Según explican desde Ookla, varios grandes
grupos de telecomunicaciones del continente han intensificado sus inversiones en nubes soberanas con el objetivo de competir con los grandes proveedores globales, como Amazon Web Services o Google Cloud, especialmente en contratos con administraciones públicas y empresas que
prefieren soluciones europeas; de hecho, operadores como Deutsche Telekom han reforzado su apuesta por plataformas cloud propias para ofrecer alternativas a los gigantes tecnológicos estadounidenses y para las telecos, este movimiento abre, además, una oportunidad de negocio en un terreno adyacente a su actividad tradicional.
Y es que el debate sobre soberanía no es únicamente tecnológic, también se vincula con decisiones políticas y regulatorias que buscan garantizar que Europa conserve el control sobre sus infraestructuras críticas.
La resiliencia de las redes, una prioridad
El segundo gran eje del debate es la resiliencia de las redes, es decir, su capacidad para resistir fallos, apagones o fenómenos meteorológicos extremos. En este aspecto, España se ha convertido en un ejemplo relevante tras el gran apagón eléctrico que afectó a la península ibérica el año pasado y que puso de manifiesto la importancia de que las redes móviles cuenten con sistemas de respaldo energético, como baterías y generadores.
Así, el regulador español estudia nuevas medidas para elevar el nivel mínimo de respaldo eléctrico en las estaciones base, algo que supone una inversión costosa para los operadores, aunque crucial para garantizar el servicio a los ciudadanos en situaciones de emergencia.
El caso de España: velocidad frente a disponibilidad
Los análisis de Ookla durante el gran apagón de 2025 reflejan una diferencia importante entre rendimiento y disponibilidad de la red. Un estudio inicial basado en datos de Speedtest analizó las velocidades de conexión durante el incidente e en ese informe, algunos operadores obtuvieron mejores resultados que otros. Sin embargo, un segundo análisis más detallado examinó cuántos usuarios se quedaron sin servicio o sin señal durante el apagón y en este, Vodafone destacó como la red más resiliente, con un mayor número de clientes que mantuvieron conectividad y durante más tiempo.
Vodafone destacó durante el apagón como la red más resiliente en España
La explicación se encuentra en las inversiones previas de la compañía en generadores de respaldo, los cuales permitieron mantener activas más estaciones base durante el corte eléctrico.
El episodio evidenció que, en una crisis, la continuidad del servicio resulta más crítica que la velocidad de la conexión.

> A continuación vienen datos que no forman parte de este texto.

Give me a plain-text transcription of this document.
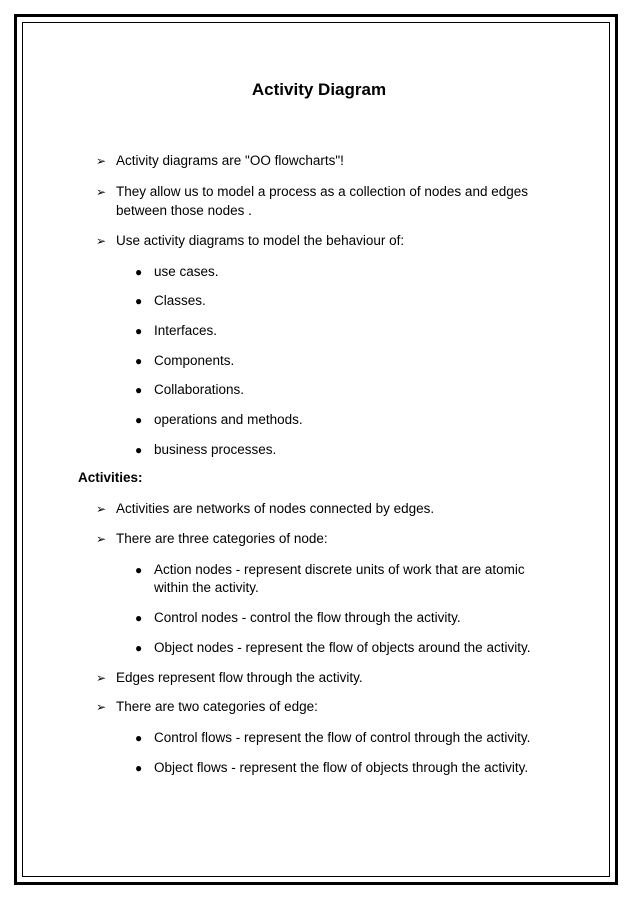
Activity Diagram
➢ Activity diagrams are "OO flowcharts"!
➢ They allow us to model a process as a collection of nodes and edges
between those nodes .
➢ Use activity diagrams to model the behaviour of:
● use cases.
● Classes.
● Interfaces.
● Components.
● Collaborations.
● operations and methods.
● business processes.
Activities:
➢ Activities are networks of nodes connected by edges.
➢ There are three categories of node:
● Action nodes - represent discrete units of work that are atomic
within the activity.
● Control nodes - control the flow through the activity.
● Object nodes - represent the flow of objects around the activity.
➢ Edges represent flow through the activity.
➢ There are two categories of edge:
● Control flows - represent the flow of control through the activity.
● Object flows - represent the flow of objects through the activity.
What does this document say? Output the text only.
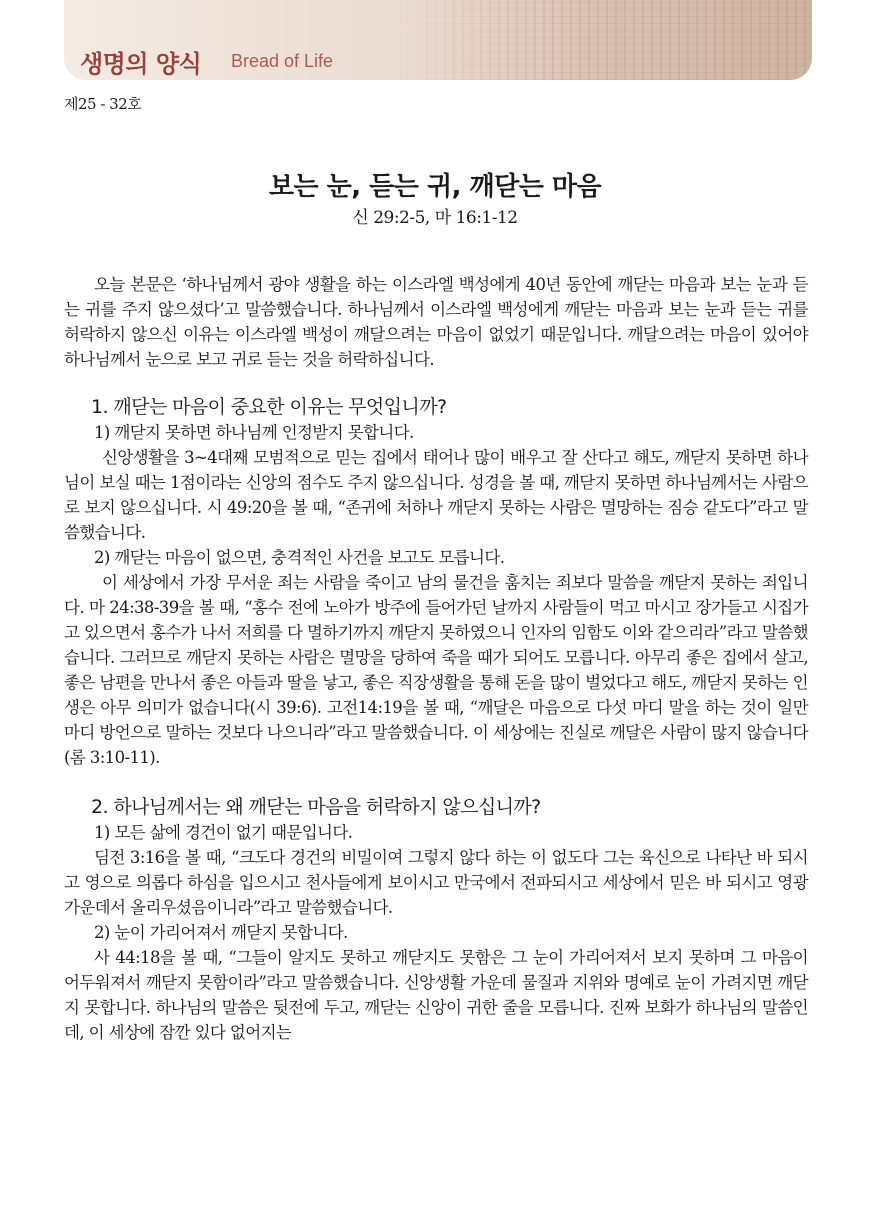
생명의 양식 Bread of Life
제25 - 32호
보는 눈, 듣는 귀, 깨닫는 마음
신 29:2-5, 마 16:1-12

오늘 본문은 ‘하나님께서 광야 생활을 하는 이스라엘 백성에게 40년 동안에 깨닫는 마음과 보는 눈과 듣는 귀를 주지 않으셨다’고 말씀했습니다. 하나님께서 이스라엘 백성에게 깨닫는 마음과 보는 눈과 듣는 귀를 허락하지 않으신 이유는 이스라엘 백성이 깨달으려는 마음이 없었기 때문입니다. 깨달으려는 마음이 있어야 하나님께서 눈으로 보고 귀로 듣는 것을 허락하십니다.

1. 깨닫는 마음이 중요한 이유는 무엇입니까?

1) 깨닫지 못하면 하나님께 인정받지 못합니다.

신앙생활을 3~4대째 모범적으로 믿는 집에서 태어나 많이 배우고 잘 산다고 해도, 깨닫지 못하면 하나님이 보실 때는 1점이라는 신앙의 점수도 주지 않으십니다. 성경을 볼 때, 깨닫지 못하면 하나님께서는 사람으로 보지 않으십니다. 시 49:20을 볼 때, “존귀에 처하나 깨닫지 못하는 사람은 멸망하는 짐승 같도다”라고 말씀했습니다.

2) 깨닫는 마음이 없으면, 충격적인 사건을 보고도 모릅니다.

이 세상에서 가장 무서운 죄는 사람을 죽이고 남의 물건을 훔치는 죄보다 말씀을 깨닫지 못하는 죄입니다. 마 24:38-39을 볼 때, “홍수 전에 노아가 방주에 들어가던 날까지 사람들이 먹고 마시고 장가들고 시집가고 있으면서 홍수가 나서 저희를 다 멸하기까지 깨닫지 못하였으니 인자의 임함도 이와 같으리라”라고 말씀했습니다. 그러므로 깨닫지 못하는 사람은 멸망을 당하여 죽을 때가 되어도 모릅니다. 아무리 좋은 집에서 살고, 좋은 남편을 만나서 좋은 아들과 딸을 낳고, 좋은 직장생활을 통해 돈을 많이 벌었다고 해도, 깨닫지 못하는 인생은 아무 의미가 없습니다(시 39:6). 고전14:19을 볼 때, “깨달은 마음으로 다섯 마디 말을 하는 것이 일만 마디 방언으로 말하는 것보다 나으니라”라고 말씀했습니다. 이 세상에는 진실로 깨달은 사람이 많지 않습니다(롬 3:10-11).

2. 하나님께서는 왜 깨닫는 마음을 허락하지 않으십니까?

1) 모든 삶에 경건이 없기 때문입니다.

딤전 3:16을 볼 때, “크도다 경건의 비밀이여 그렇지 않다 하는 이 없도다 그는 육신으로 나타난 바 되시고 영으로 의롭다 하심을 입으시고 천사들에게 보이시고 만국에서 전파되시고 세상에서 믿은 바 되시고 영광 가운데서 올리우셨음이니라”라고 말씀했습니다.

2) 눈이 가리어져서 깨닫지 못합니다.

사 44:18을 볼 때, “그들이 알지도 못하고 깨닫지도 못함은 그 눈이 가리어져서 보지 못하며 그 마음이 어두워져서 깨닫지 못함이라”라고 말씀했습니다. 신앙생활 가운데 물질과 지위와 명예로 눈이 가려지면 깨닫지 못합니다. 하나님의 말씀은 뒷전에 두고, 깨닫는 신앙이 귀한 줄을 모릅니다. 진짜 보화가 하나님의 말씀인데, 이 세상에 잠깐 있다 없어지는
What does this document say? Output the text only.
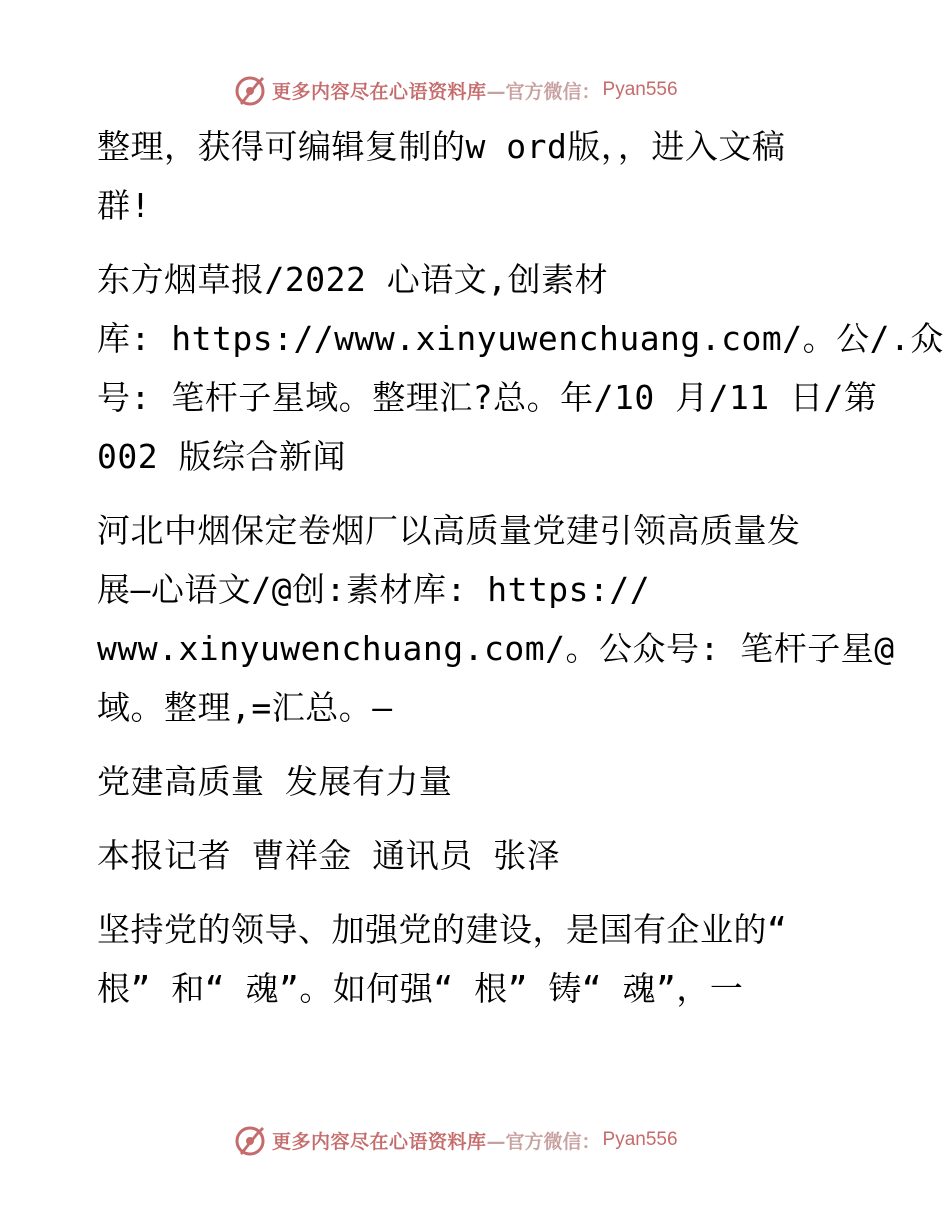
更多内容尽在心语资料库 —官方微信： Pyan556

整理，获得可编辑复制的w ord版，，进入文稿
群!

东方烟草报/2022 心语文,创素材
库: https://www.xinyuwenchuang.com/。公/.众
号: 笔杆子星域。整理汇?总。年/10 月/11 日/第
002 版综合新闻

河北中烟保定卷烟厂以高质量党建引领高质量发
展—心语文/@创:素材库: https://
www.xinyuwenchuang.com/。公众号: 笔杆子星@
域。整理,=汇总。—

党建高质量 发展有力量

本报记者 曹祥金 通讯员 张泽

坚持党的领导、加强党的建设，是国有企业的“
根” 和“ 魂”。如何强“ 根” 铸“ 魂”，一

更多内容尽在心语资料库 —官方微信： Pyan556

Starlink como red de respaldo
Los datos recientes de Ookla también muestran otro fenómeno significativo: en Portugal, que ha sufrido varias tormentas en el último mes, el rendimiento de las redes móviles cayó con fuerza debido a daños en las infraestructuras. Al mismo tiempo, el uso del servicio satelital Starlink experimentó un fuerte aumento porque, en la práctica, el sistema de Elon Musk funciona como una capa adicional de resiliencia cuando las redes terrestres fallan.
No obstante, muchos actores europeos ven con cautela la dependencia de un proveedor no europeo y este debate vuelve a conectar con la cuestión de la soberanía tecnológica y con proyectos destinados a crear alternativas regionales como la constelación impulsada por la Comisión Europea, que financia el desarrollo de nuevas infraestructuras satelitales europeas.
Baterías que también generan ingresos
En este estado de cosas, algunos mercados europeos ya experimentan con fórmulas para rentabilizar las inversiones en energía. Es el caso de países nórdicos como Finlandia, donde varios operadores utilizan las baterías instaladas en sus estaciones base para participar en el mercado eléctrico, porque éstas se cargan durante horas de baja demanda y devuelven energía a la red durante los picos de consumo.
Este sistema permite reducir la factura energética y amortizar parte de las inversiones; pero la cuestión energética resulta especialmente relevante tras la fuerte subida de precios que siguió a la invasión de Ucrania por parte de Rusia, que disparó los costes eléctricos para los operadores en muchos países europeos.
Redes más fuertes para un entorno incierto
Los
datos de Ookla sugieren que
Europa aún tiene trabajo por delante para reforzar la resiliencia de sus infraestructuras digitales. Los cortes de energía, los fenómenos meteorológicos extremos o incluso posibles actos de sabotaje obligan a replantear el diseño de las redes. La diversificación de rutas de fibra, el refuerzo del respaldo energético y el desarrollo de alternativas tecnológicas europeas aparecen ahora como prioridades estratégicas.
En el MWC, el mensaje que transmiten operadores, analistas y reguladores converge en una misma idea: las redes del futuro no solo deben ser rápidas, también deben ser autónomas y capaces de resistir cualquier interrupción.